Marcelo Fonseca on 13 dezembro, 2012 at 15:15 #

Hamilton Vieira – presente.


Mônica Bichara on 13 dezembro, 2012 at 15:23 #

Triste, Brohn, muito triste! Perdemos uma figuraça, um jornalista de atitude, que sabia se impor pelo profissionalismo. E Lauro de Freitas perde um excelente produtor cultural


Mônica Bichara on 13 dezembro, 2012 at 15:24 #

Corrigindo: Brown


Olivia on 13 dezembro, 2012 at 20:27 #

Um lutador, Hamilton lutou durante toda sua existência. Vá em paz. Minha homenagem ao querido Hamilton Vieira:
http://t.co/MBQOdRct


ana maria vieira on 13 dezembro, 2012 at 21:39 #

Pobre,negro e homossexual.A barreira tripla de preconceitos não impediu o jornalista Hamilton Vieira de lutar por seus ideais.
Graduado pela UFBA(antes das cotas)teve forte atuação no movimento negro,tema de várias reportagens suas.
Em A TARDE enfrentou resistência da direção, sempre fechada para matérias sobre o negro porque na ótica do vespertino não havia preconceito racial em Salvador,sendo necessário evitar falar sobre o tema porque seria um estímulo ao preconceito racial.
Diretores justificam que o jornal não tinha preconceito racial e apontavam a presença de Hamilton e Pedro Souza(também negro) como prova de democracia racial. Soava como se fizessem um favor,esquecendo-se que eles eram cidadãos e tinham direito ao emprego.
Hamilton tinha muita fé em Cristo(foi seminarista),mas questionava as incoerências do catolicismo.
Sensivel,amava o teatro,o cinema e a literatura,Há alguns anos vinha cuidando do teatro em Lauro de Freitas.
Mas não cuidou da saúde.Ou Deus tinha “agendado sua promissória para hoje?…..
Saudade, Hamilton.


lilian on 13 dezembro, 2012 at 23:02 #

Que a luz do Divino Mestre o ilumine.


Marcos on 13 dezembro, 2012 at 23:26 #

Conheci Hamilton Vieira quando ele fazia parte do Noviciado do Mosteiro de São Bento da Bahia, no inicio dos anos 80. Pessoa inteligente e de opinião.

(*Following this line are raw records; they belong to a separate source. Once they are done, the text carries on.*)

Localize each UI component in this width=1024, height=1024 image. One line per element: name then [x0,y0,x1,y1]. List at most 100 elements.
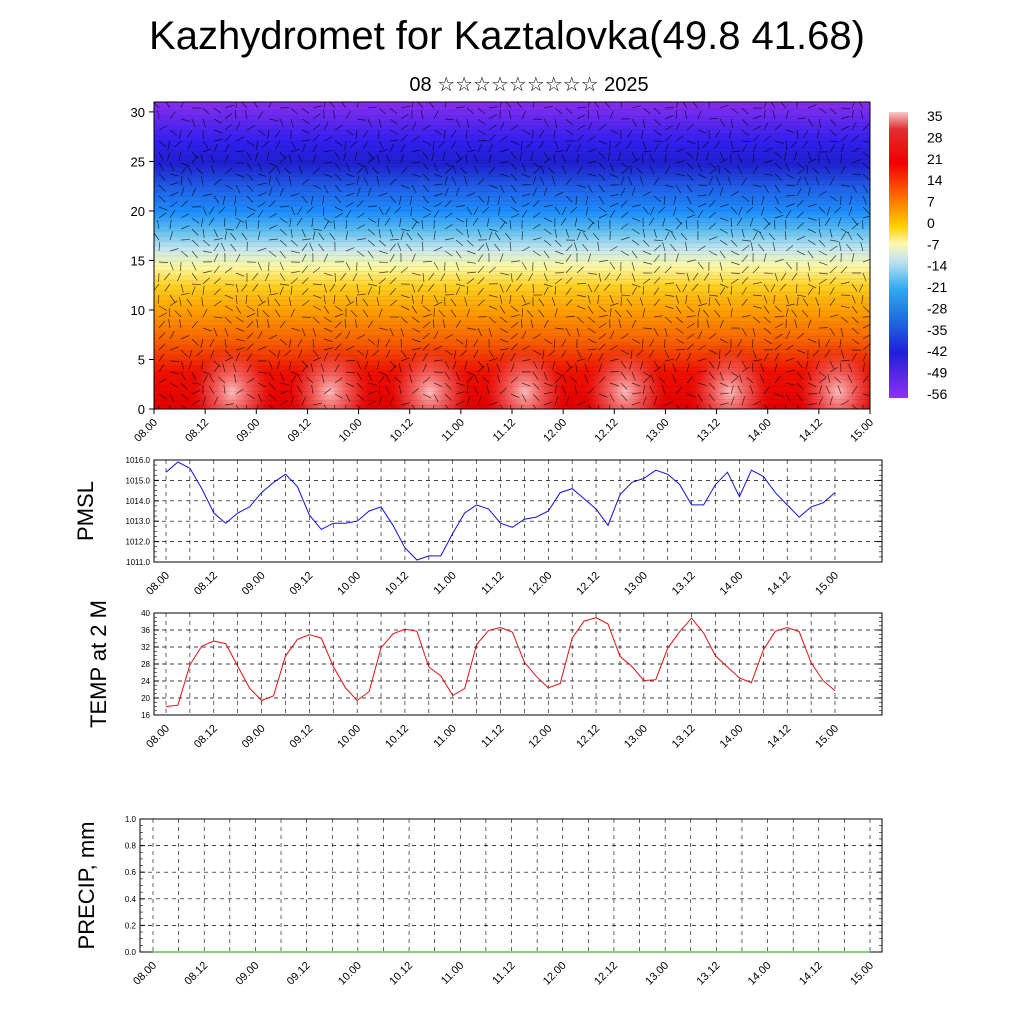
wind-vector [213,300,222,307]
wind-vector [642,338,644,349]
wind-vector [685,242,688,252]
wind-vector [279,156,287,164]
wind-vector [631,371,636,381]
wind-vector [774,323,784,329]
wind-vector [675,222,683,230]
wind-vector [455,250,462,259]
x-tick-label: 11.00 [431,723,458,750]
wind-vector [442,151,446,161]
wind-vector [620,250,629,256]
wind-vector [565,287,572,296]
wind-vector [367,217,376,223]
wind-vector [444,404,450,409]
wind-vector [411,173,421,178]
wind-vector [598,124,607,131]
wind-vector [191,156,199,164]
wind-vector [257,173,267,177]
wind-vector [431,151,435,161]
wind-vector [719,204,729,208]
wind-vector [561,206,567,216]
wind-vector [389,265,397,274]
wind-vector [548,167,556,175]
wind-vector [727,297,732,307]
wind-vector [609,382,619,387]
wind-vector [433,393,439,403]
wind-vector [763,386,770,395]
wind-vector [840,153,842,164]
wind-vector [444,212,453,219]
wind-vector [629,165,633,175]
wind-vector [785,261,792,270]
wind-vector [455,217,465,223]
wind-vector [675,294,680,304]
y-tick-label: 10 [131,303,145,318]
wind-vector [719,349,721,360]
wind-vector [510,332,519,340]
wind-vector [400,305,410,311]
wind-vector [499,294,503,304]
x-tick-label: 11.00 [439,960,466,987]
wind-vector [774,123,782,131]
wind-vector [615,272,622,281]
wind-vector [488,401,498,406]
wind-vector [400,105,410,109]
wind-vector [543,118,549,128]
wind-vector [389,178,397,186]
wind-vector [474,374,479,384]
wind-vector [631,338,641,344]
wind-vector [675,121,681,131]
wind-vector [224,104,234,109]
wind-vector [653,327,659,337]
wind-vector [301,139,311,142]
wind-vector [488,266,496,274]
x-tick-label: 14.00 [718,570,746,598]
wind-vector [473,385,479,395]
wind-vector [752,134,760,142]
wind-vector [802,140,809,149]
x-tick-label: 08.12 [182,960,210,988]
wind-vector [488,316,496,324]
colorbar-label: -14 [927,258,947,274]
wind-vector [840,400,849,406]
wind-vector [345,371,355,374]
wind-vector [321,374,325,384]
wind-vector [158,332,166,340]
wind-vector [804,176,809,186]
wind-vector [334,212,343,219]
wind-vector [642,278,651,285]
wind-vector [751,363,754,373]
wind-vector [257,231,261,241]
wind-vector [791,272,798,281]
wind-vector [642,250,652,255]
wind-vector [741,360,747,370]
wind-vector [389,243,396,252]
wind-vector [191,118,196,128]
wind-vector [169,300,178,307]
wind-vector [543,187,548,197]
wind-vector [598,343,606,351]
wind-vector [631,217,641,222]
wind-vector [741,245,750,252]
wind-vector [257,129,266,136]
wind-vector [444,283,447,293]
wind-vector [444,334,453,340]
wind-vector [202,286,205,296]
wind-vector [333,294,336,304]
wind-vector [157,220,160,230]
wind-vector [576,154,579,164]
wind-vector [587,387,595,395]
wind-vector [653,129,662,136]
contour-line [154,265,870,269]
wind-vector [201,176,204,186]
wind-vector [565,299,573,307]
wind-vector [253,102,259,109]
wind-vector [649,385,655,395]
wind-vector [829,118,837,126]
wind-vector [323,184,329,194]
wind-vector [532,371,539,380]
wind-vector [451,176,457,186]
wind-vector [340,283,347,292]
wind-vector [191,371,197,381]
wind-vector [818,261,828,266]
wind-vector [257,210,263,219]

Benedito Simões on 14 dezembro, 2012 at 9:49 #

Amigo querido, era sempre uma alegria revê-lo e um programa imperdível comer a feijoada na casa dos pais dele durante a Mudança do Garcia.


rosane santana on 14 dezembro, 2012 at 13:22 #

Prezada Ana Maria, assino embaixo.grande abraço, rosane.


MARIA SANDRA DOS SANTOS on 14 dezembro, 2012 at 15:42 #

lágrimas nos olhos e saudades no coração amigo. Que a terra lhe seja suave.


washington on 14 dezembro, 2012 at 16:07 #

Hamilton, de fui contemporâneo na atual Faculdade de Comunicação – em nosso tempo, Escola de Biblioteconomia e Comunicação – e em O Inimigo do Rei, fica a lembrança de uma pessoa íntegra, que considerava o Jornalismo uma forma de contribuir para transfornações no mundo e nas pessoas


Rubens Neuton on 14 dezembro, 2012 at 22:43 #

Foi triste saber da morte Hamilton Vieira por intermédio de um telefonema da colega Ana Maria Vieira, que neste site, traçou um perfil exato e verdadeiro da figura do agora saudoso colega.
Passado o susto, mas sem deixar de lamentar, fica o alento de saber que a passagem dele por aqui não foi em vão. Hamilton sabia da importância de sua ação contra o preconceito, discriminação e injustiça e, fiel aos seus principios, defendeu seus ideais com integridade, inteligência, sensibilidade e muita dignidade.
Tenho boas lembranças do nosso convívio por muitos anos na redação de A Tarde. Era um excelente colega de trabalho e um profissional ético e competente. Admirava sua postura discreta e educada, mas fortalecida pela firmeza de suas idéias e grandezas de suas ações. Com todo esse legado, sua ida vai fazer muita falta e deixar saudade.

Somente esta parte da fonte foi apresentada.